The entire time I was texting him he kept fighting with me because of my friend Dave and he thought Dave wanted to hook up with me even though I did not return the feelings even if that was how Dave was feeling. After things ended with him I actually did end up hooking up with Dave a few times and no one in my friend group knows for many reasons. I left college for the summer in May and he told me any time I was back up to visit to let him know so we could get it on. So romantic, but whatever. Then a few weeks later my friend informs me that she had sex with Dave after a bar escaped while visiting for the weekend. When I confronted him about it, he said it was going to be okay because no one knows about him and I so it should just be fine.

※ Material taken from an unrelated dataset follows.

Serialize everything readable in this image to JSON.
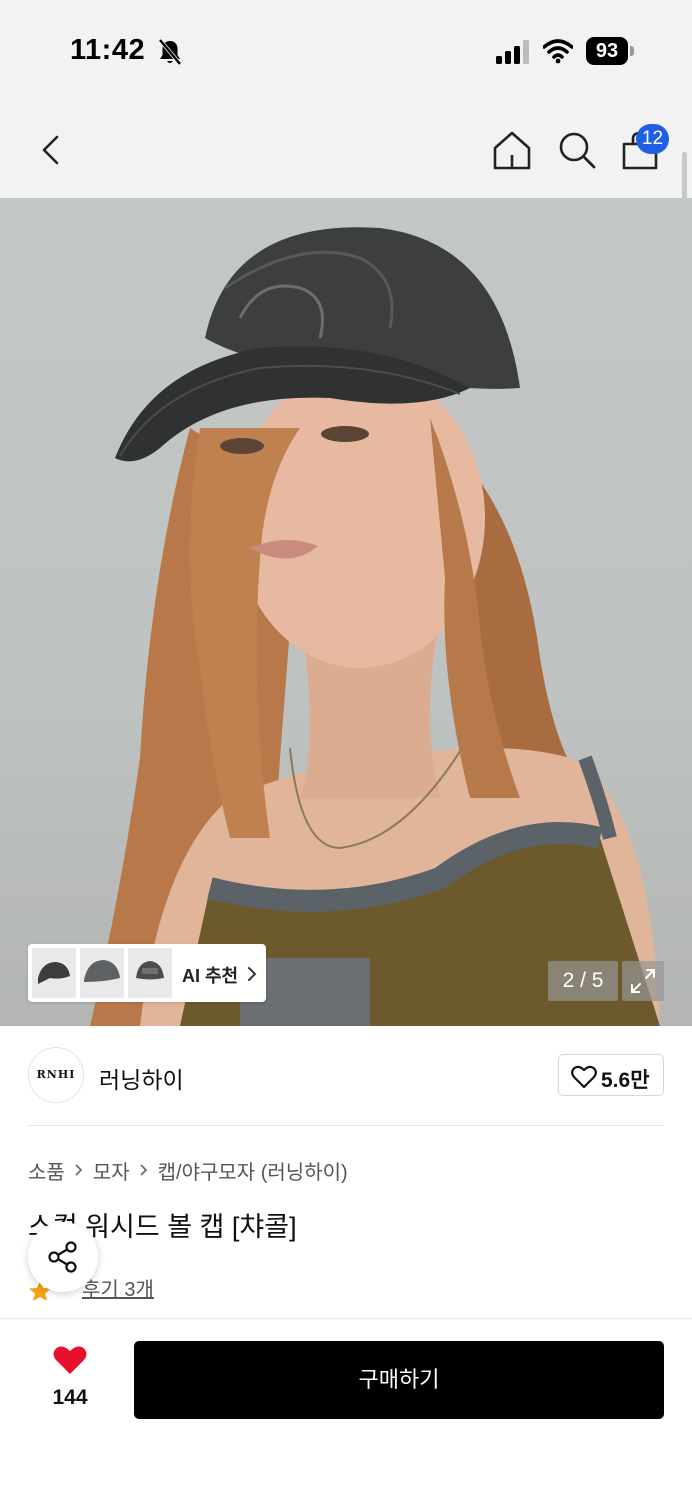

Okay. I eventually start forgetting about Dave hooking up with my friend. My friends and I go out in Boston, which I’ve written about and surprise, surprise I meet a new guy. Chris. We spent about three weeks texting and talking about hanging out before it actually happened. He drove down here because he’s about two hours away and we went out for drinks. It went well (I thought) and the conversation never once came to a screeching awkward halt. He was charming, cute and most importantly, tall. He pulls into my drive way and there’s an awkward hug/kiss/neither one and I said something witty and walked back into my house. He texted me to tell me he was home safe because I made him and then, I never hear from him again. Two ignored texts later and I give up and I officially deleted his number and have started to hate him and wish a nasty STD upon him.
So anyways getting back to my point, I’m sitting in class that day and I remember the episode of SATC where Carrie bitches out Berger’s friend in a club because she got broken up with via post-it note. And here I am, finding myself in almost the same boat. Except I didn’t even get a post-it, phone call or text message… I just get ignored every time. No apologies where deserved, no goodbye, no explanations… nothing. Every time I tell myself I deserve better, and every time I don’t get it no matter how hard I try. But really the better I deserve isn’t even justice through a text, what I deserve is someone who would jump over the moon for me twice if I needed him to because I would do that for someone I cared about. Getting ignored for no visible reason is a thing of the past I hope and maybe I’ll start going for guys that care more than not answering me after the first date, or in Carrie’s case, breaking up with her via post-it note. There’s a right way to break it off with someone and so far I haven’t met one guy that knows that that is.